The foci of his monograph, The Attraction Paradigm (1971), were on “the way in which [social psychological] research is conducted and … the way in which both theoretical and applied may be seen to grow out of a base relationship [i.e., the law of attraction]” (p. 414). He noted, “… the attraction paradigm represents a continuing research program which may constitute a useful model for other research, and, if it has anything to offer, should continue to grow and to change” (p. 415). His 1961 Journal of Abnormal and Social Psychology article and the 1971 monograph have been cited widely. The mechanisms underlying the attitude similarity–attraction link are still debatable topics of research in social psychology. Interestingly, his similarity–attraction hypothesis has been one of the theoretical approaches to diversity research in management.

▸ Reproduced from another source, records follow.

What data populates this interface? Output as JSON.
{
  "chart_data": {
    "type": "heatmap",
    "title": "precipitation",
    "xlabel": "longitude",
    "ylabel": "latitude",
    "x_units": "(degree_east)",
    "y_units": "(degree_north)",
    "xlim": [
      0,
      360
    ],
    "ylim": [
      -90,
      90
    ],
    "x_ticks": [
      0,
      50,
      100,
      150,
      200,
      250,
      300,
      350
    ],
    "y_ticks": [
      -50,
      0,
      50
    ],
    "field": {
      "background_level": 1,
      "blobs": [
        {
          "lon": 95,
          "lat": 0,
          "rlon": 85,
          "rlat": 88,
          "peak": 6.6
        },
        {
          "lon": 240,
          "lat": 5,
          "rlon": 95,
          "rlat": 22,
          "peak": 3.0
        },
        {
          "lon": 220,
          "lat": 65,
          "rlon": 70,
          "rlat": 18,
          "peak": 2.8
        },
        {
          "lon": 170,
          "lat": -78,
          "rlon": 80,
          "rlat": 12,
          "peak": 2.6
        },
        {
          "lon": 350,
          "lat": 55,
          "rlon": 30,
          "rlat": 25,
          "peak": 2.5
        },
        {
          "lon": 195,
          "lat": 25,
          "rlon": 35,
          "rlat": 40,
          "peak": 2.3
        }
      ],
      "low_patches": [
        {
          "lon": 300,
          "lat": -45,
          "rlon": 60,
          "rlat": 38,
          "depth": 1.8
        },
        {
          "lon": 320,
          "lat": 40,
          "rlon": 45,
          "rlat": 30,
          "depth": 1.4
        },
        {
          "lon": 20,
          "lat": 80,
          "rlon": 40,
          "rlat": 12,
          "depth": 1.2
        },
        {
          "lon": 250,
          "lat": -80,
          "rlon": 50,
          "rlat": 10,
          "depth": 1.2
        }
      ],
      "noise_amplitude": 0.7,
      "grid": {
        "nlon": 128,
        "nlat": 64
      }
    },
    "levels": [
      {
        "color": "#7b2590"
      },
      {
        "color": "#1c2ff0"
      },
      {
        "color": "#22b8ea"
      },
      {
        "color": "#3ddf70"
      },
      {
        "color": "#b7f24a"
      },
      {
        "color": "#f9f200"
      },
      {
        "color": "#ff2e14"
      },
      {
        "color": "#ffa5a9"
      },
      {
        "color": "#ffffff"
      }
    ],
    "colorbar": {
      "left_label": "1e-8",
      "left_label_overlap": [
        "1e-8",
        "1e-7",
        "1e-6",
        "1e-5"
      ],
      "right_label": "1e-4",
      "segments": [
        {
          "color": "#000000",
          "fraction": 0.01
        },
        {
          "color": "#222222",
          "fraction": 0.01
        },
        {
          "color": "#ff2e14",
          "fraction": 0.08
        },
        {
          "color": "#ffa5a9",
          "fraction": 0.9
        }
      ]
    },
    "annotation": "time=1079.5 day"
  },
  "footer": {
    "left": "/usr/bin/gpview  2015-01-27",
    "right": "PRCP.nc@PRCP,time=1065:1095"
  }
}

Donn wrote around 30 textbooks in psychology. Among them, An Introduction to Personality: A Research Approach (1966), which is now in its third edition, effectively replaced the traditional contents of grand theories in personality courses with a more empirical approach to the assessment, antecedents, correlates, dynamics, and change of a dimension of individual differences (e.g., authoritarianism, intelligence, self-concept, etc.). His Social Psychology: Understanding Human Interaction (1974), now in its 12th edition, has been very popular and has been translated into several languages.
When Donn was hospitalized in 2013, he desired to meet me. When I visited him on July 18, 2014, Donn laughed, remembering the night in 1970 when I had called his house and his wife told me he had retired. I misunderstood her and was taken aback at the news that he had expired! Donn talked about his love for simple but good research, music, painting, reading, writing, and Indian food. When I was to leave, he cheerfully put his right hand on my head, wishing further success and happiness. Sadly, little did I realize that that was going to be my last meeting with him.
The motto of my present institution is Tejasvi naavadhitamastu, which, translated from Sanskrit into English, means, Let our (the teacher and the taught) learning be radiant. For me, Donn shall always be this Guru nonpareil who has made my learning very enriched and fulfilling, and thus radiant. As a mark of our respect for Donn, my coauthors and I dedicated our forthcoming article on attitude similarity, trust, and attraction to him. I am privileged that I got to know Donn and be mentored by him. I am equally privileged to welcome another Guru, Robert A. Baron, and nine academic siblings who have joined me in remembering Donn Byrne, a great man who positively influenced our personal and professional lives. We will miss him dearly.